You need to be beyond dedicated to your sport. You want to get continually better. You also desire playing your sport of choice pretty much all the time. You can’t just play it sometimes, there has to be a high level of dedication to it.

4. You have to love it

This is basically a given, if you don’t love something, you’re probably not going to be very good at it. This is mostly due to the fact that you will most likely dread playing the sport so loving it is a big factor in how good you will potentially be.

5. You have to balance fun and serious

Having fun with your sport of choice is important. If you take the sport too seriously, it becomes less of something that you look forward to. However, you have to take your sport seriously and not as if it’s completely a joke. So there’s got to be a balance which can be a hard thing to do.
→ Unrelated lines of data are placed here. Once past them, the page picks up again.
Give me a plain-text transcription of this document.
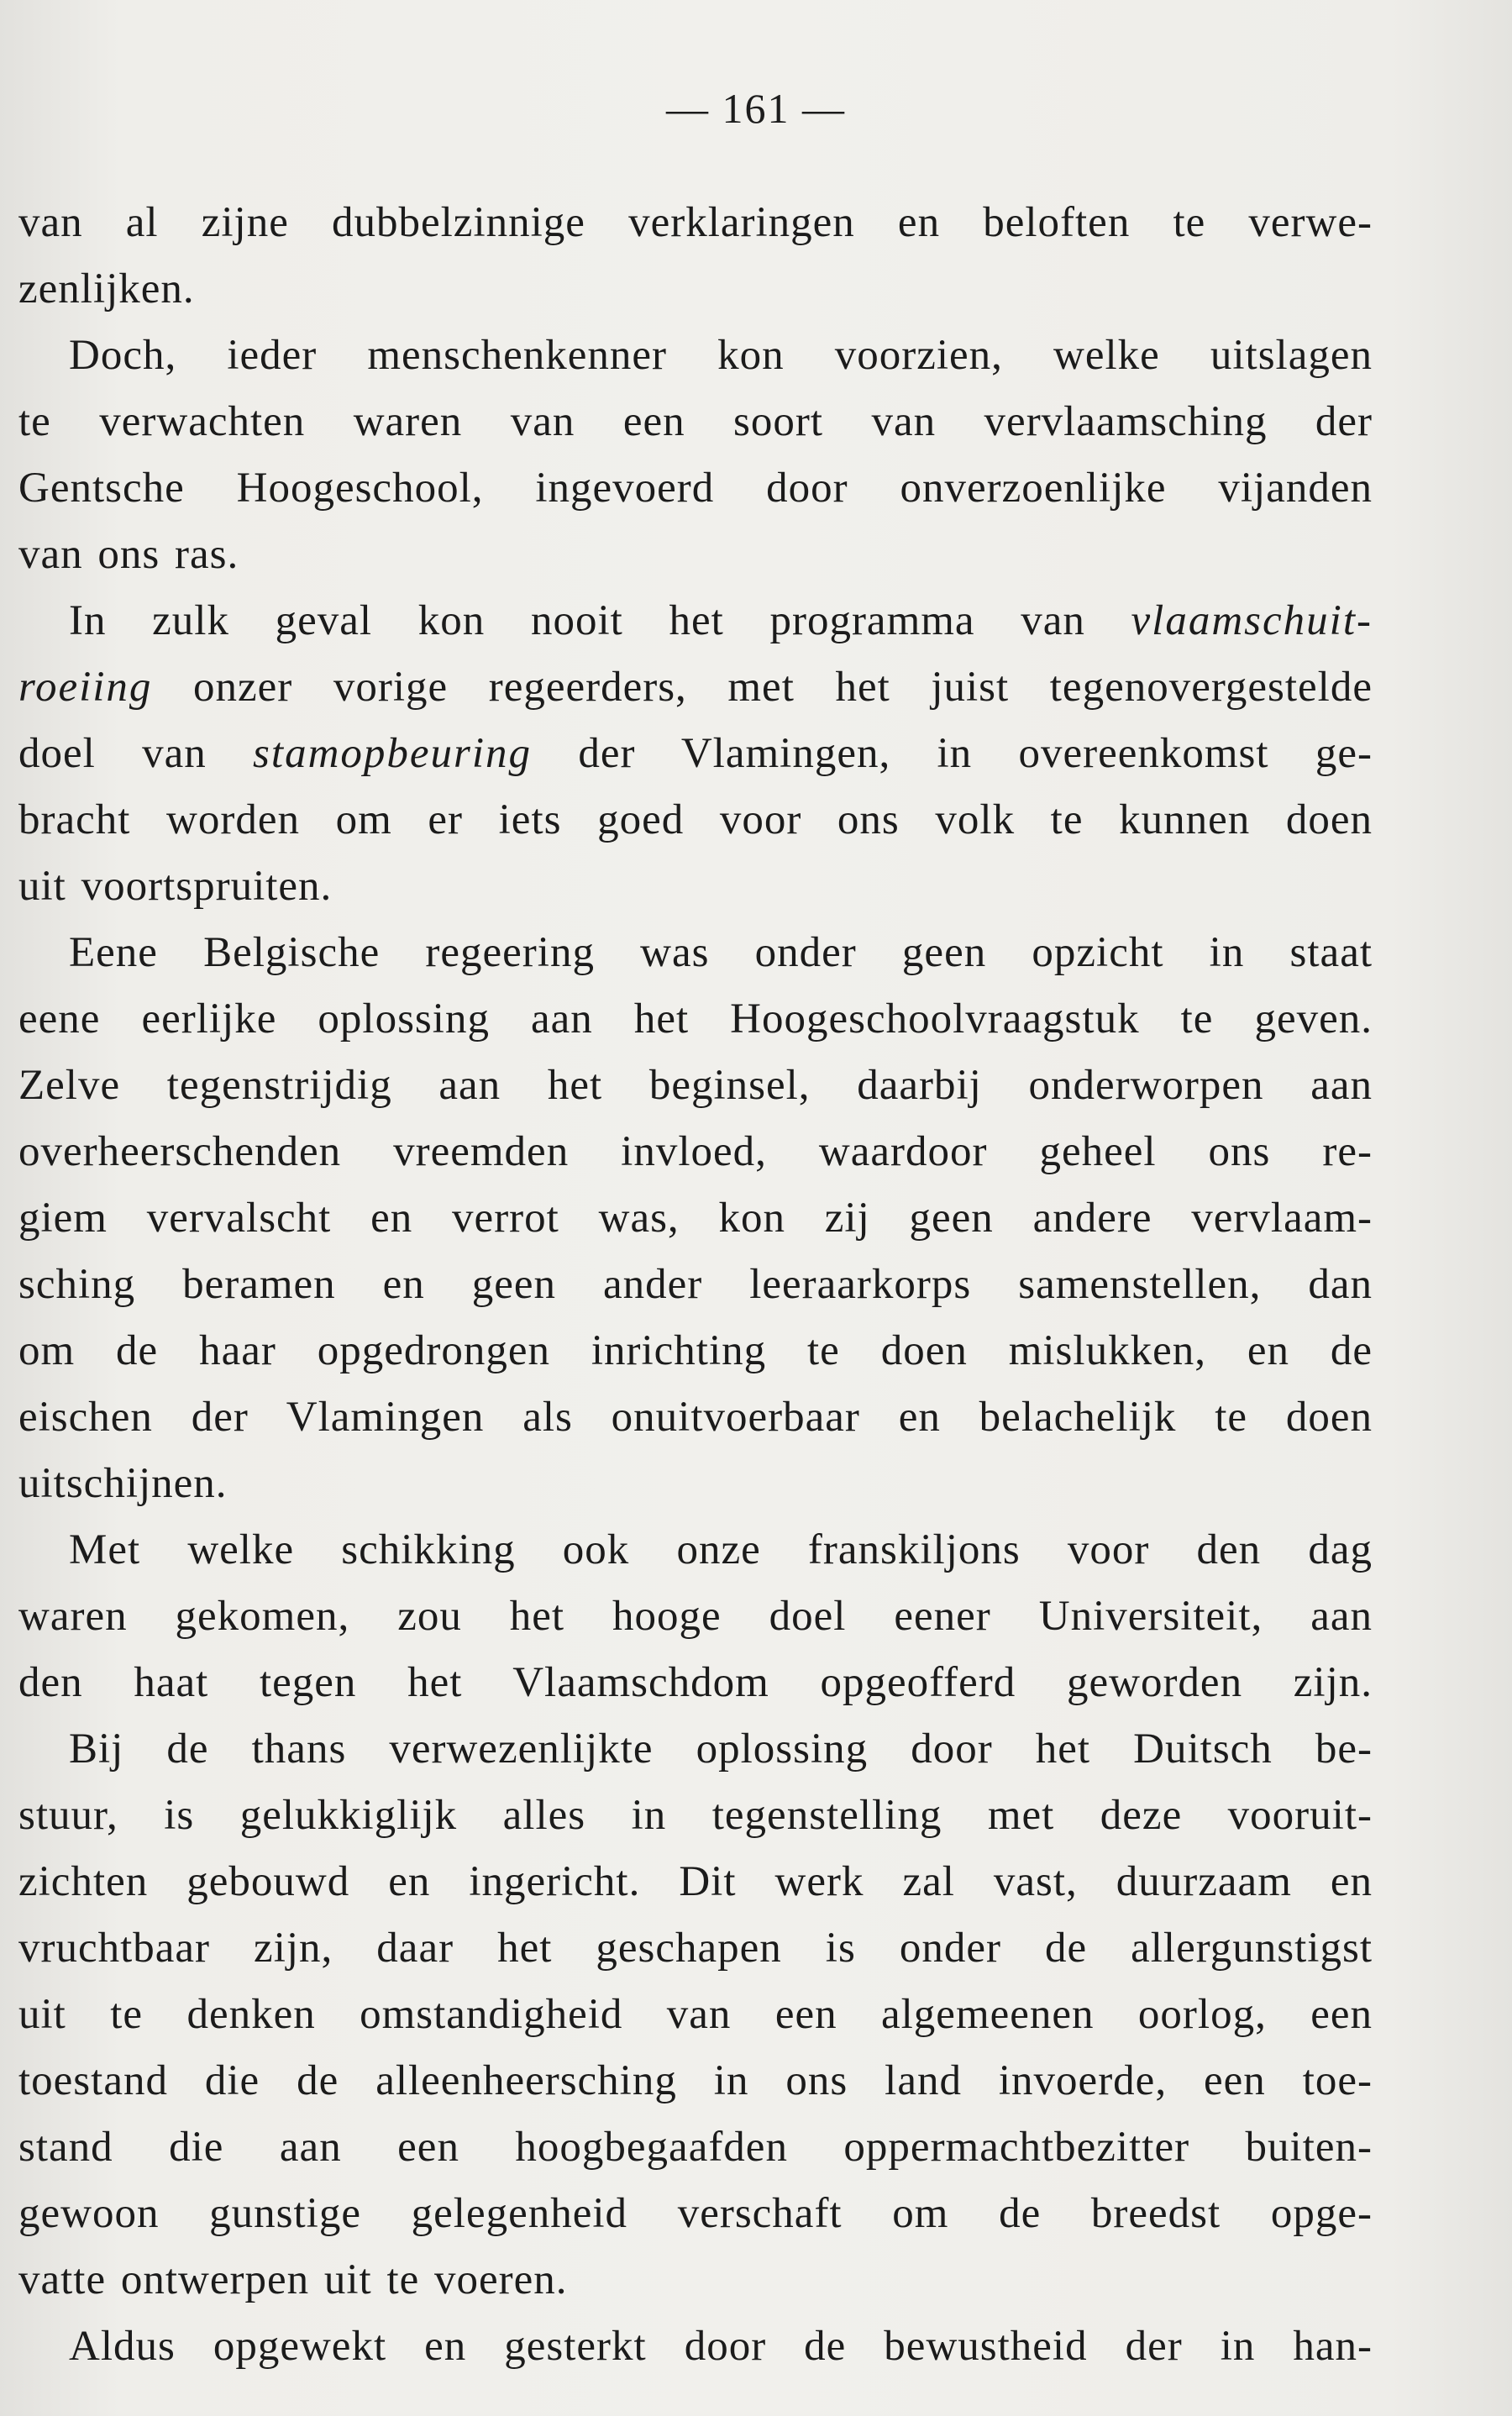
— 161 —
van al zijne dubbelzinnige verklaringen en beloften te verwe-
zenlijken.
Doch, ieder menschenkenner kon voorzien, welke uitslagen
te verwachten waren van een soort van vervlaamsching der
Gentsche Hoogeschool, ingevoerd door onverzoenlijke vijanden
van ons ras.
In zulk geval kon nooit het programma van vlaamschuit-
roeiing onzer vorige regeerders, met het juist tegenovergestelde
doel van stamopbeuring der Vlamingen, in overeenkomst ge-
bracht worden om er iets goed voor ons volk te kunnen doen
uit voortspruiten.
Eene Belgische regeering was onder geen opzicht in staat
eene eerlijke oplossing aan het Hoogeschoolvraagstuk te geven.
Zelve tegenstrijdig aan het beginsel, daarbij onderworpen aan
overheerschenden vreemden invloed, waardoor geheel ons re-
giem vervalscht en verrot was, kon zij geen andere vervlaam-
sching beramen en geen ander leeraarkorps samenstellen, dan
om de haar opgedrongen inrichting te doen mislukken, en de
eischen der Vlamingen als onuitvoerbaar en belachelijk te doen
uitschijnen.
Met welke schikking ook onze franskiljons voor den dag
waren gekomen, zou het hooge doel eener Universiteit, aan
den haat tegen het Vlaamschdom opgeofferd geworden zijn.
Bij de thans verwezenlijkte oplossing door het Duitsch be-
stuur, is gelukkiglijk alles in tegenstelling met deze vooruit-
zichten gebouwd en ingericht. Dit werk zal vast, duurzaam en
vruchtbaar zijn, daar het geschapen is onder de allergunstigst
uit te denken omstandigheid van een algemeenen oorlog, een
toestand die de alleenheersching in ons land invoerde, een toe-
stand die aan een hoogbegaafden oppermachtbezitter buiten-
gewoon gunstige gelegenheid verschaft om de breedst opge-
vatte ontwerpen uit te voeren.
Aldus opgewekt en gesterkt door de bewustheid der in han-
But I think if you take all of those above qualities, then you also will have some ability to balance both fun and serious.

Personal Relationship With Sports

Why do I care about sports at all? That’s a complicated question to really answer. Well, first of all, I am not an athletic person. I’ve never played sports but I’ve grown up with them all my life. My brother played basketball, baseball, football, and wrestling. I grew up at the baseball field as a little girl. I used to bring my Barbie backpack and a few Barbies to get me through the ball games. It wasn’t something I cared about back then but now the sport is something I love.
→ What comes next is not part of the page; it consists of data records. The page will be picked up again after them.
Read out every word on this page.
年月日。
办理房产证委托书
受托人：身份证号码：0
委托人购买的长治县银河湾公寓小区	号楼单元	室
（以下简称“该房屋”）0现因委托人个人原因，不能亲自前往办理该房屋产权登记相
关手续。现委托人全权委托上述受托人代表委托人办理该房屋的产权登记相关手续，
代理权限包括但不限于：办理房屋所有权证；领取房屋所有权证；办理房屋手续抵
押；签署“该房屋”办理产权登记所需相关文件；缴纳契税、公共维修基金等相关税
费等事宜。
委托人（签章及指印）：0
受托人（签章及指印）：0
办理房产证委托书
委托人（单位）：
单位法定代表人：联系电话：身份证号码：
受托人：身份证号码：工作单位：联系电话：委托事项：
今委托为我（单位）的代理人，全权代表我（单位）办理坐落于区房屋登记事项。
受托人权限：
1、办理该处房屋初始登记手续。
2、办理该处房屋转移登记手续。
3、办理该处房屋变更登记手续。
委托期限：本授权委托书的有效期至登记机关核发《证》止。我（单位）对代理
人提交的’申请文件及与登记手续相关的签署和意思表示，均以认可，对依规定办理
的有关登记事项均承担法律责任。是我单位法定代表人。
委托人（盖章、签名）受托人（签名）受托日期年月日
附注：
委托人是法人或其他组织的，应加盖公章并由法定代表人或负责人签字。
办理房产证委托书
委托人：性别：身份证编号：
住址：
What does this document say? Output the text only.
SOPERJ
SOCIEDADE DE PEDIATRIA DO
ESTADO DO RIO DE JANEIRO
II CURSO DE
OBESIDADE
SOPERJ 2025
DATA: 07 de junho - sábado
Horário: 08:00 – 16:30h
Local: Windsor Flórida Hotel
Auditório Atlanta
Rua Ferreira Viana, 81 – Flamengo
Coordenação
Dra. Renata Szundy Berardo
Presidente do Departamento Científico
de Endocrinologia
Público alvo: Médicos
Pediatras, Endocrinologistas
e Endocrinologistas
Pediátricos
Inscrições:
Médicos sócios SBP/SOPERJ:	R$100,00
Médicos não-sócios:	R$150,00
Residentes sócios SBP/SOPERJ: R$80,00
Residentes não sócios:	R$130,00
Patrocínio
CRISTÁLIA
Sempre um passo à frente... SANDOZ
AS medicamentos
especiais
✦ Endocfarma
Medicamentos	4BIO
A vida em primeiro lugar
Football was another sport I didn’t understand as a little girl watching her older brother play in the pee wee football games. My brother wasn’t bad but I was about 2 or 3 years old and truthfully, I couldn’t pick out which one was my brother. Years later, I started watching football for the first time. It took me awhile to make it through the whole game since I’d get so restless. I watched the games in full at home and I fell in love with the sport.

A lot of sports fans are those that at least have some athleticism. I have pretty much none and absolutely no sports background except for a year of basketball and a year of track. I am not coordinated and I was always picked last in gym class. But it when it comes to knowing what I talk about and making decent plays, I’ve always been able to do that. I think some people have a brain for sports while some have an ability for sports, some have both. I’m more of just a brain kind of person. But I’m okay with that and I’ll continue to share my love for many different sports as many chances I get.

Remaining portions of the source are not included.